Individuals get asthma when they produce much higher levels of leukotrienes, which are fatty molecules of the immune system and at least 1000 times more potent than histamine at causing bronchial constriction. These highly inflammatory leukotrienes are produced when an enzyme known as 5-lipoxygenase (5-lipox) acts on a particular fat called arachidonic acid (AA).
CLA, which we consume each time we enjoy lamb, helps fight 5-lipox and AA inflammation without harming your arteries. CLA does this by converting inside your body to both DHA and EPA, both of which have powerful anti-inflammatory properties.
CLA also help combat cardiovascular disease, high blood pressure, high cholesterol and triglycerides and osteoporosis.
Do you need more reasons to eat lamb?
How about what CLA do for insulin resistance. CLA’s actions actually mimic the effect of synthetic diabetic drugs. Testing on mice with type 2 diabetes has shown CLA’s to improve insulin action and reduce circulating glucose. And when tested on us real people, the early results are just as positive when consuming CLA for longer than eight weeks.
Exciting research on humans has shown that CLA has been beneficial in lowering body fat, with even greater improvement in those who combine exercise with regular dietary intake of CLA. Animal research has been even more promising, with significant improvements seen in both reducing body fat and increasing lean body mass.
Since CLA cannot be manufactured in the human body, you must get it from your diet by consuming high-quality dietary sources such as grass-fed lamb and beef.
But wait, there’s more . . .
Lamb is an excellent natural source of high-quality protein. The protein in lamb is nutritionally complete, with all 8 essential amino acids in the proper ratio.
Lamb is a source of easily absorbed iron and provides 45% of the daily requirement of zinc, which we all know is essential for growth, healing and a healthy immune system. Did you know that lamb is a great source of B vitamins, essential for metabolic reactions in the body? Lamb provides over 100% of the RDA of B12, (found solely in animal meat), which is needed for normal functioning of the brain and nervous system. Lamb is a good source of thiamine (B1), essential to normal metabolism and nerve function. Lamb contains trace mineral elements such as copper, manganese and selenium are also found in lamb.

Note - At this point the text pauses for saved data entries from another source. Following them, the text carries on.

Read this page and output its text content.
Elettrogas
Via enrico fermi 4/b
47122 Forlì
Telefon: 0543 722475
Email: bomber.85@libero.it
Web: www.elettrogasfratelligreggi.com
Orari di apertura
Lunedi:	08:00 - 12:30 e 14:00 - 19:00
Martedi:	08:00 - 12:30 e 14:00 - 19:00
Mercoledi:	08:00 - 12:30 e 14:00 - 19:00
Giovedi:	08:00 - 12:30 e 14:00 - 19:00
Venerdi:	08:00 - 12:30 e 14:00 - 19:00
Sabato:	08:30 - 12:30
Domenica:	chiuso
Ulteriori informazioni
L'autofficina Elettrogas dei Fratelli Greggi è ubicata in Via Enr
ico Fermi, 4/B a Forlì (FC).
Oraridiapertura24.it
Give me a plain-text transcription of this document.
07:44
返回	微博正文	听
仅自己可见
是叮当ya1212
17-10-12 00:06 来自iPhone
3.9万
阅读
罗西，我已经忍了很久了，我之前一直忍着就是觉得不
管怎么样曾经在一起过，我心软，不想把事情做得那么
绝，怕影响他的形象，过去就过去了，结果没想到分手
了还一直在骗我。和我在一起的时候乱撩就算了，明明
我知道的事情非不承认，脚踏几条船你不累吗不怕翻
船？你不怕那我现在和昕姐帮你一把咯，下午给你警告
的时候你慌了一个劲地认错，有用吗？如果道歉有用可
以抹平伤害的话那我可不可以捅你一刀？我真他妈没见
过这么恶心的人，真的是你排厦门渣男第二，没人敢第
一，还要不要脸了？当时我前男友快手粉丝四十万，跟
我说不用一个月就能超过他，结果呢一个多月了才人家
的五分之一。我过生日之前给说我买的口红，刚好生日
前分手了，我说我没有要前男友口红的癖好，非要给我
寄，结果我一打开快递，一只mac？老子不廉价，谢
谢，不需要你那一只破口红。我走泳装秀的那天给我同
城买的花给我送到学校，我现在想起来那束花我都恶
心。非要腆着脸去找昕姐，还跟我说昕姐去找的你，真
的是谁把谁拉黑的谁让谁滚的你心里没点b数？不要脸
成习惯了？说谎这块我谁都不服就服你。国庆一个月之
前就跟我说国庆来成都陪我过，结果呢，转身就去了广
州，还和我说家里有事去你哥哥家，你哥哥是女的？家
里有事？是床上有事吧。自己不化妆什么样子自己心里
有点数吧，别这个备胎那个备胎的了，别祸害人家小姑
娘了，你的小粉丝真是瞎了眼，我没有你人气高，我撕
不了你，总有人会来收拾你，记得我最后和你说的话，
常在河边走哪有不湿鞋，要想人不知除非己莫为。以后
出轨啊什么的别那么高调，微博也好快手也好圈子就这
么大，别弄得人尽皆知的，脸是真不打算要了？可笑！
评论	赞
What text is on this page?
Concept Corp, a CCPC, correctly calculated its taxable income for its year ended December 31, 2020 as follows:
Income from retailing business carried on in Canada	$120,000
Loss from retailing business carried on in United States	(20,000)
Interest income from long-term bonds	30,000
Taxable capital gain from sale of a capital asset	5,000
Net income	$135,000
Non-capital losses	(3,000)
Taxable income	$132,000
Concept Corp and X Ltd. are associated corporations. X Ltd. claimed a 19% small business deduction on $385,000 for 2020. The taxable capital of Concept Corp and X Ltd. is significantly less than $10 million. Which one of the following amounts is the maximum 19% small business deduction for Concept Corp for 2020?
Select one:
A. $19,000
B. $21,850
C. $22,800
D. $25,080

So go ahead and throw some lamb on the barbie! Or in this case, the oven 🙂
Oven-baked Lamb Chops has been a hit with many aussie mamas. Feed it to your family and let me know what you think 🙂
- 8 large lamb chops or 16 small chops
- 2 small onions, peeled and chopped
- salt and freshly cracked black pepper
- 2 large
onions,peeled and chopped small
- 2 rounded tbsp rosemary leaves
- 50g butter
- ½ tsp glucomannan - experiment with how much your family likes
- 175 ml cream
- 175ml almond milk
- 350 ml vegetable stock
- salt and freshly cracked black pepper
- garnish with sprigs of watercress (optional)
- Place the lamb chops in a shallow roasting tin with the onion tucked around them. Season with salt and pepper
- Place them on the highest shelf of the oven and bake at 200 degrees. How long you cook them for is up to you – my kids love the skins crisp, so we leave them in for around 45 minutes, but if you like your lamb pink give them 30 minutes.
- While the chops are cooking, place butter in a small saucepan and melt.
- Add the onions and sweat over a very gentle heat for 5 minutes.
- Bruise the rosemary leaves with a pestle and mortar to release their oil, then chop them very finely and add them to the onion. Continue to cook gently, uncovered, for a further 15 minutes without letting the onions colour too much.
- Gradually add the cream and almond milk, followed by the stock, bit by bit, stirring vigorously. Add glucomannan to thicken and finish off with a good whisk using the balloon whisk.
- Season with salt and pepper and let the sauce barely simmer for 2 minutes, then remove it from the heat. Taste to check the seasoning, then pour it into a warmed serving bowl or jug and cover the surface with cling wrap until the chops are ready.
- Serve the chops with a garnish of watercress and the sauce poured over.
Aussie Mamas this is a US nutrition label and therefore, subtract fibre from carbs to give total carbs per serve.